The researchers evaluated 255 adults with RA, a painful and potentially debilitating form of arthritis, for marital adjustment, disease activity and pain. Forty-four were in distressed marriages, 114 not distressed and 97 were unmarried. Their average age was 55.

The participants answered questions about how happy they were in their marriage, and also noted how much they agreed or disagreed in key areas, including finances, demonstrations of affection, sex, philosophy of life and interaction with in-laws.

"Before we controlled for anything [such as disease severity], being in a high-quality marriage is associated with better outcome," she said.

"These findings suggest the links between being married and health depend on the quality of the marriage, not simply whether or not one is married," she said.

When the researchers took into account such factors as age and disease severity, they found that "better marital quality is still related to lower affective pain and lower psychological disability," Reese said.

Affective pain is an emotional evaluation of pain, how unpleasant a patient finds it. Another measure, sensory pain, reflects how the pain is perceived, how it feels physically to the patient, Reese said.

The greater effect was for psychological disability more than affective pain, Reese said.

Reese can't say for sure that being in a high-quality marriage leads to better functioning. "It could be people with better emotional health may be more likely to get into a high-quality marriage," she said.

Because the study included more women than men women, it didn't explore whether being male or female affects the results.

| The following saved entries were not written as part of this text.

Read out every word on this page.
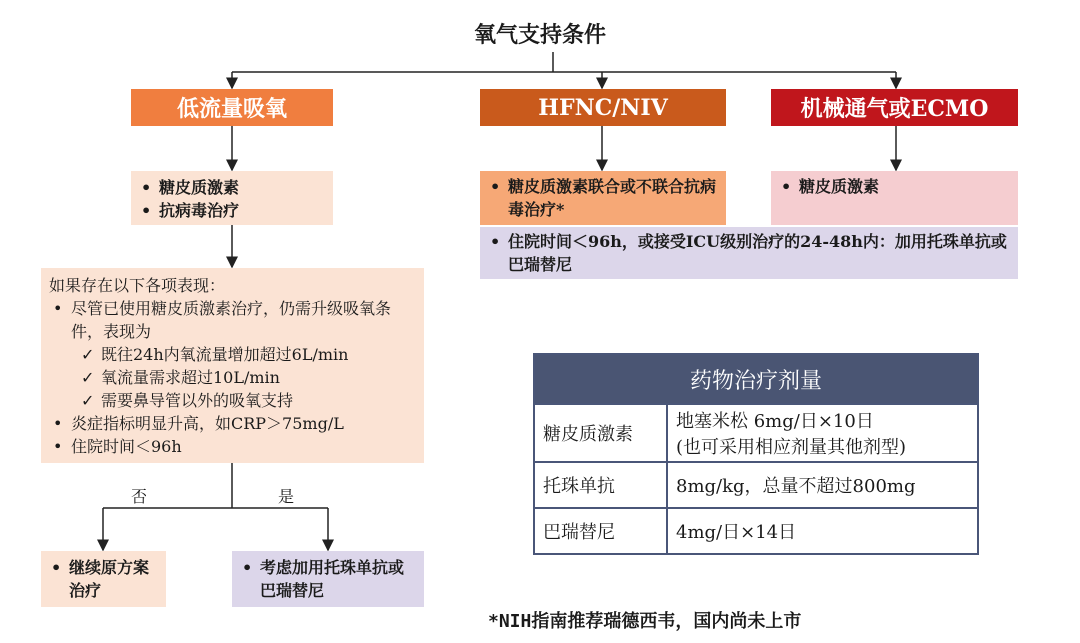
氧气支持条件
低流量吸氧	HFNC/NIV	机械通气或ECMO
• 糖皮质激素
• 抗病毒治疗
• 糖皮质激素联合或不联合抗病毒治疗*
• 糖皮质激素
• 住院时间＜96h，或接受ICU级别治疗的24-48h内：加用托珠单抗或巴瑞替尼
如果存在以下各项表现：
• 尽管已使用糖皮质激素治疗，仍需升级吸氧条件，表现为
✓ 既往24h内氧流量增加超过6L/min
✓ 氧流量需求超过10L/min
✓ 需要鼻导管以外的吸氧支持
• 炎症指标明显升高，如CRP＞75mg/L
• 住院时间＜96h
否	是
• 继续原方案治疗
• 考虑加用托珠单抗或巴瑞替尼
药物治疗剂量	
糖皮质激素	地塞米松 6mg/日×10日
(也可采用相应剂量其他剂型)

托珠单抗	8mg/kg，总量不超过800mg
巴瑞替尼	4mg/日×14日
*NIH指南推荐瑞德西韦，国内尚未上市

The findings are no surprise to Dr. Nancy Klimas, an immunologist and internist who works with patients who have painful conditions such as chronic fatigue syndrome.

In the field of psychoneuroimmunology -- what some call "positive psychology" -- there is evidence that "you can modify inflammation with coping styles," said Klimas, a professor of medicine at the University of Miami Miller School of Medicine.

Noting that Reese found that being in a distressed marriage was just like being alone for those with RA, Klimas said "that would suggest what's helping these people is being in a supportive relationship."

"Coping is an interesting, complex mechanism," Klimas said. "You have self-coping, things you teach yourself to deal with pain and chronic disease and to learn sort of an internal message" that helps keep you going, she said. "Then there is the kind of coping you draw from the environment."

If that is in the form of a supportive partner, "it adds a whole other layer of support that someone alone or in a non-supportive relationship won't have," she said.

For RA patients in troubled marriages, the findings suggest that efforts to improve the couple's communication and coping skills might boost health and functioning for the RA patient, the authors said.

Because only traditional marriages were evaluated, further research should look at the effect of a high-quality relationship between committed but unmarried partners, both same-sex and heterosexual, the authors said.